[LU-8794] update_log_dir consuming 1.1TB on MDT0000 Created: 02/Nov/16  Updated: 29/Nov/17  Resolved: 29/Nov/17

Status: Resolved
Project: Lustre
Component/s: None
Affects Version/s: None
Fix Version/s: None

Type: Bug Priority: Critical
Reporter: Olaf Faaland Assignee: Lai Siyao
Resolution: Cannot Reproduce Votes: 0
Labels: llnl
Environment:

Lustre: Build Version: 2.8.0_5.chaos


Issue Links:
Related
is related to LU-8714 too many update logs during soak-test. Open
is related to LU-6838 update llog become too big before it ... Resolved
Severity: 3
Rank (Obsolete): 9223372036854775807

 Description   

On zinc, a DNE filesystem with 16 MDTs, the pool containing MDT0000 (zinc1) ran out of space.
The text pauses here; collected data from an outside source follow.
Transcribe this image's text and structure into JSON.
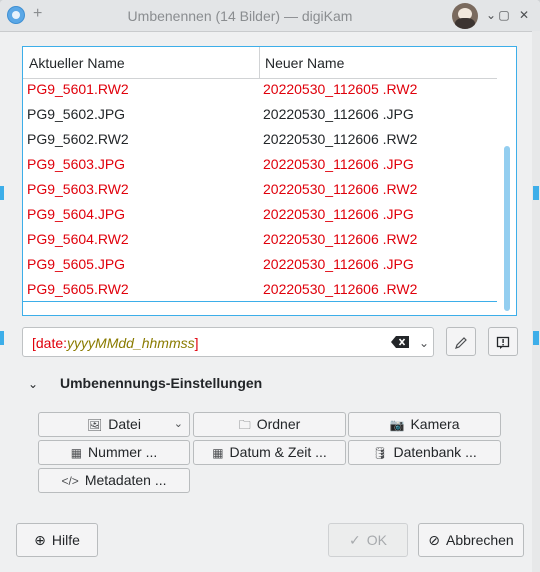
{
  "titlebar": {
    "title": "Umbenennen (14 Bilder) — digiKam",
    "add_glyph": "+",
    "min_glyph": "⌄",
    "max_glyph": "▢",
    "close_glyph": "✕"
  },
  "table": {
    "col1_header": "Aktueller Name",
    "col2_header": "Neuer Name",
    "rows": [
      {
        "current": "PG9_5601.RW2",
        "new": "20220530_112605 .RW2",
        "color": "red"
      },
      {
        "current": "PG9_5602.JPG",
        "new": "20220530_112606 .JPG",
        "color": "black"
      },
      {
        "current": "PG9_5602.RW2",
        "new": "20220530_112606 .RW2",
        "color": "black"
      },
      {
        "current": "PG9_5603.JPG",
        "new": "20220530_112606 .JPG",
        "color": "red"
      },
      {
        "current": "PG9_5603.RW2",
        "new": "20220530_112606 .RW2",
        "color": "red"
      },
      {
        "current": "PG9_5604.JPG",
        "new": "20220530_112606 .JPG",
        "color": "red"
      },
      {
        "current": "PG9_5604.RW2",
        "new": "20220530_112606 .RW2",
        "color": "red"
      },
      {
        "current": "PG9_5605.JPG",
        "new": "20220530_112606 .JPG",
        "color": "red"
      },
      {
        "current": "PG9_5605.RW2",
        "new": "20220530_112606 .RW2",
        "color": "red"
      }
    ]
  },
  "pattern": {
    "prefix": "[date:",
    "format": "yyyyMMdd_hhmmss",
    "suffix": "]",
    "clear_icon": "backspace-clear-icon",
    "dropdown_glyph": "⌄"
  },
  "section": {
    "chevron": "⌄",
    "label": "Umbenennungs-Einstellungen"
  },
  "options": {
    "datei": {
      "label": "Datei",
      "icon": "🖼",
      "dropdown": "⌄"
    },
    "ordner": {
      "label": "Ordner",
      "icon": "🗀"
    },
    "kamera": {
      "label": "Kamera",
      "icon": "📷"
    },
    "nummer": {
      "label": "Nummer ...",
      "icon": "▦"
    },
    "datum": {
      "label": "Datum & Zeit ...",
      "icon": "▦"
    },
    "datenbank": {
      "label": "Datenbank ...",
      "icon": "🛢"
    },
    "metadaten": {
      "label": "Metadaten ...",
      "icon": "</>"
    }
  },
  "footer": {
    "help": "Hilfe",
    "help_icon": "⊕",
    "ok": "OK",
    "ok_icon": "✓",
    "cancel": "Abbrechen",
    "cancel_icon": "⊘"
  },
  "colors": {
    "accent": "#3daee9",
    "red_text": "#e0000b",
    "olive_text": "#8a7b00"
  }
}
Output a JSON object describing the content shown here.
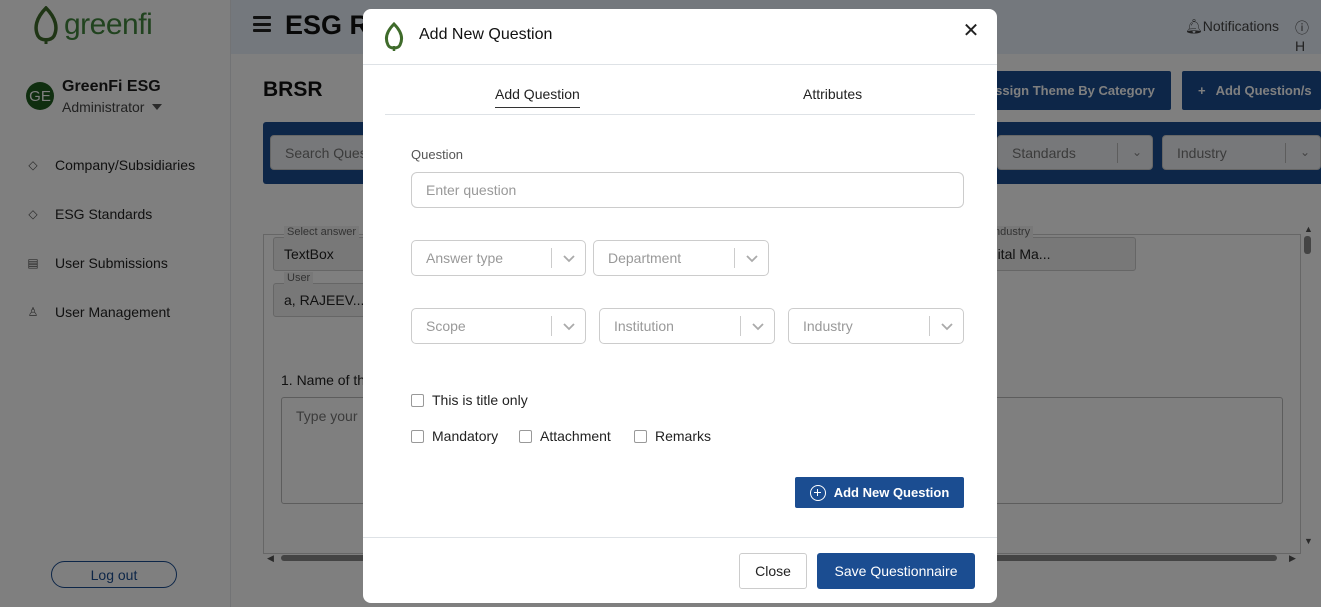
{
  "sidebar": {
    "logo_text": "greenfi",
    "user_name": "GreenFi ESG",
    "user_role": "Administrator",
    "avatar_initials": "GE",
    "nav": [
      {
        "label": "Company/Subsidiaries",
        "icon": "diamond-icon"
      },
      {
        "label": "ESG Standards",
        "icon": "diamond-icon"
      },
      {
        "label": "User Submissions",
        "icon": "document-icon"
      },
      {
        "label": "User Management",
        "icon": "person-icon"
      }
    ],
    "logout": "Log out"
  },
  "topbar": {
    "title": "ESG R",
    "notifications": "Notifications",
    "help": "H"
  },
  "page": {
    "title": "BRSR",
    "assign_theme": "ssign Theme By Category",
    "add_question": "Add Question/s",
    "search_placeholder": "Search Ques",
    "filter_standards": "Standards",
    "filter_industry": "Industry",
    "answer_label": "Select answer",
    "answer_value": "TextBox",
    "user_label": "User",
    "user_value": "a, RAJEEV...",
    "industry_label": "ndustry",
    "industry_value": "apital Ma...",
    "question_label": "1. Name of th",
    "question_placeholder": "Type your"
  },
  "modal": {
    "title": "Add New Question",
    "tabs": [
      "Add Question",
      "Attributes"
    ],
    "question_caption": "Question",
    "question_placeholder": "Enter question",
    "selects": {
      "answer_type": "Answer type",
      "department": "Department",
      "scope": "Scope",
      "institution": "Institution",
      "industry": "Industry"
    },
    "checks": {
      "title_only": "This is title only",
      "mandatory": "Mandatory",
      "attachment": "Attachment",
      "remarks": "Remarks"
    },
    "add_button": "Add New Question",
    "close_button": "Close",
    "save_button": "Save Questionnaire"
  },
  "colors": {
    "brand_blue": "#1b4d91",
    "brand_green": "#43873f",
    "overlay": "rgba(0,0,0,0.5)"
  }
}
Upon inspection, we find that 1.1 TB is occupied by files contained in updat_log_dir. The rest of the MDT occupies about 300MB, which is about the same as the space used by each of the other 15 MDTs.



 Comments   
Comment by Olaf Faaland [ 02/Nov/16 ]

There are 158 files in update_log_dir.
68 size>10GB
29 10GB > size >= 1GB
7 1GB > size >= 1M
44 size < 1M

Comment by Joseph Gmitter (Inactive) [ 03/Nov/16 ]

Hi Lai,

Can you please take a look at this issue?

Thanks.
Joe

Comment by Olaf Faaland [ 03/Nov/16 ]

Unfortunately I cannot be certain of the filesystem activity that caused this. We were not monitoring the space usage in the pool (although we are now).

I also cannot provide debug logs from the MDTs, as we discovered the problem after a reboot of the servers.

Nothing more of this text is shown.